UNESCO Regional Seminar on the Fight Against Illicit Trafficking in Cultural Property for the Caribbean

©UNESCO

Castries, Santa Lucia, 3-5 December 2012

Objectives

The main objective was to strengthen the fight against illicit trafficking in Cultural Property in the Caribbean.

Debates

The participants worked around four thematic debates. Each debate was introduced and chaired by one of the country's representatives, and its summary was provided by a representative from a different country.

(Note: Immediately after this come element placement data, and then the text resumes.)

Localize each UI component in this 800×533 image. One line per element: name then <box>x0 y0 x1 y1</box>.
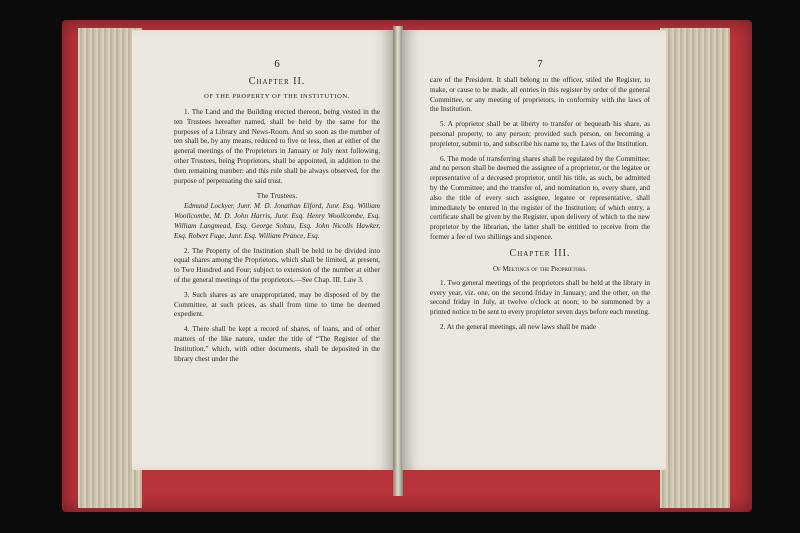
paragraph-1: 1. The Land and the Building erected thereon, being vested in the ten Trustees hereafter named, shall be held by the same for the purposes of a Library and News-Room. And so soon as the number of ten shall be, by any means, reduced to five or less, then at either of the general meetings of the Proprietors in January or July next following, other Trustees, being Proprietors, shall be appointed, in addition to the then remaining number: and this rule shall be always observed, for the purpose of perpetuating the said trust. <box>174 108 380 185</box>
paragraph-3: 3. Such shares as are unappropriated, may be disposed of by the Committee, at such prices, as shall from time to time be deemed expedient. <box>174 290 380 319</box>
paragraph-6: 6. The mode of transferring shares shall be regulated by the Committee; and no person shall be deemed the assignee of a proprietor, or the legatee or representative of a deceased proprietor, until his title, as such, be admitted by the Committee; and the transfer of, and nomination to, every share, and also the title of every such assignee, legatee or representative, shall immediately be entered in the register of the Institution; of which entry, a certificate shall be given by the Register, upon delivery of which to the new proprietor by the librarian, the latter shall be entitled to receive from the former a fee of two shillings and sixpence. <box>430 154 650 241</box>
chapter-title: Chapter III. <box>509 247 571 259</box>
page-number: 7 <box>537 58 543 70</box>
right-page-edges <box>660 28 730 508</box>
trustees-heading: The Trustees. <box>256 191 298 201</box>
paragraph-2: 2. The Property of the Institution shall be held to be divided into equal shares among the Proprietors, which shall be limited, at present, to Two Hundred and Four; subject to extension of the number at either of the general meetings of the proprietors.—See Chap. III. Law 3. <box>174 246 380 284</box>
left-page <box>132 30 394 470</box>
chapter-title: Chapter II. <box>248 76 306 87</box>
trustees-list: Edmund Lockyer, Junr. M. D. Jonathan Elford, Junr. Esq. William Woollcombe, M. D. John Harris, Junr. Esq. Henry Woollcombe, Esq. William Langmead, Esq. George Soltau, Esq. John Nicolls Hawker, Esq. Robert Fuge, Junr. Esq. William Prance, Esq. <box>174 202 380 240</box>
paragraph-7: 1. Two general meetings of the proprietors shall be held at the library in every year, viz. one, on the second friday in January; and the other, on the second friday in July, at twelve o'clock at noon; to be summoned by a printed notice to be sent to every proprietor seven days before each meeting. <box>430 278 650 317</box>
paragraph-continued: care of the President. It shall belong to the officer, stiled the Register, to make, or cause to be made, all entries in this register by order of the general Committee, or any meeting of proprietors, in conformity with the laws of the Institution. <box>430 76 650 114</box>
left-page-content <box>174 58 380 369</box>
right-page-content <box>430 58 650 338</box>
paragraph-4: 4. There shall be kept a record of shares, of loans, and of other matters of the like nature, under the title of “The Register of the Institution,” which, with other documents, shall be deposited in the library chest under the <box>174 325 380 363</box>
chapter-subtitle: Of Meetings of the Proprietors. <box>492 264 588 273</box>
paragraph-8: 2. At the general meetings, all new laws shall be made <box>440 322 597 331</box>
right-page <box>402 30 666 470</box>
paragraph-5: 5. A proprietor shall be at liberty to transfer or bequeath his share, as personal property, to any person; provided such person, on becoming a proprietor, submit to, and subscribe his name to, the Laws of the Institution. <box>430 120 650 148</box>
page-number: 6 <box>274 58 280 70</box>
chapter-subtitle: OF THE PROPERTY OF THE INSTITUTION. <box>204 93 350 100</box>
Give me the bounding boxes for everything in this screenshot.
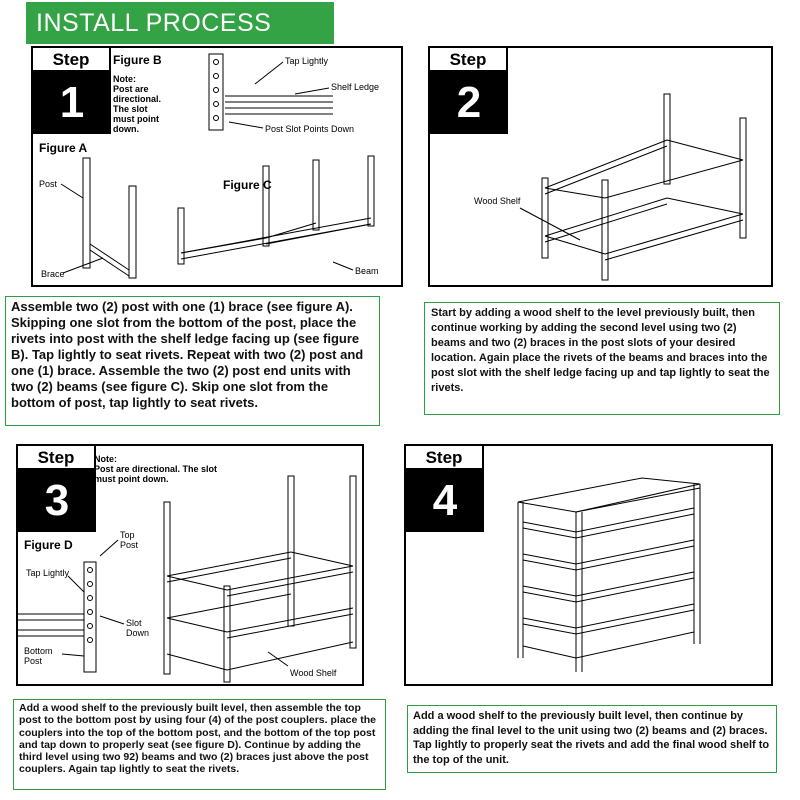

The summaries of the debates, including the challenges identified and the recommendations, were presented in the closing session of the workshop for their validation.

Results

It concluded with the commitment from the 25 participants from 14 countries in the region to take concrete actions at legal and operational levels to improve their capacity to fight illicit trafficking in cultural property and to strengthen international cooperation.

Some of the agreed actions include:

  • the request for the inclusion of an item in relation to the fight against illicit traffic in cultural property on the agenda of the 19th Forum of Ministers of Culture and Officials in Charge of Cultural Policies of Latin America and the Caribbean;
  • the creation or identification of specialised law enforcement services responsible for the fight against illicit traffic of cultural property;
  • as well as the development of training of police, customs officials and all civil and military personnel involved at the front line of the fight against that phenomenon.

The recommendations will be used as a basis for guidelines to be published in the periodical of the UNESCO Havana Office 'Culture and Development', in a special issue devoted to the fight against illicit trafficking of cultural property.

Participants & experts

Representatives from Antigua and Barbuda, Bahamas, Barbados, Belize, Dominica, Grenada, Guyana, Jamaica, Saint Kitts and Nevis, St Maarten, Saint Vincent and the Grenadines, Suriname and Saint Lucia exchanged experiences, information and best practices and received targeted legal and operational training and awareness raising activities from institutions such as INTERPOL and UNIDROIT (International Institute for the Unification of Private Law), the World Customs Organization and specialists from UNESCO to help them strengthen joint actions to confront this problem.

The excellent collaboration between the Saint Lucia National Commission for UNESCO and the UNESCO offices in Havana and Kingston demonstrated the potential for efficient regional cooperation through these entities.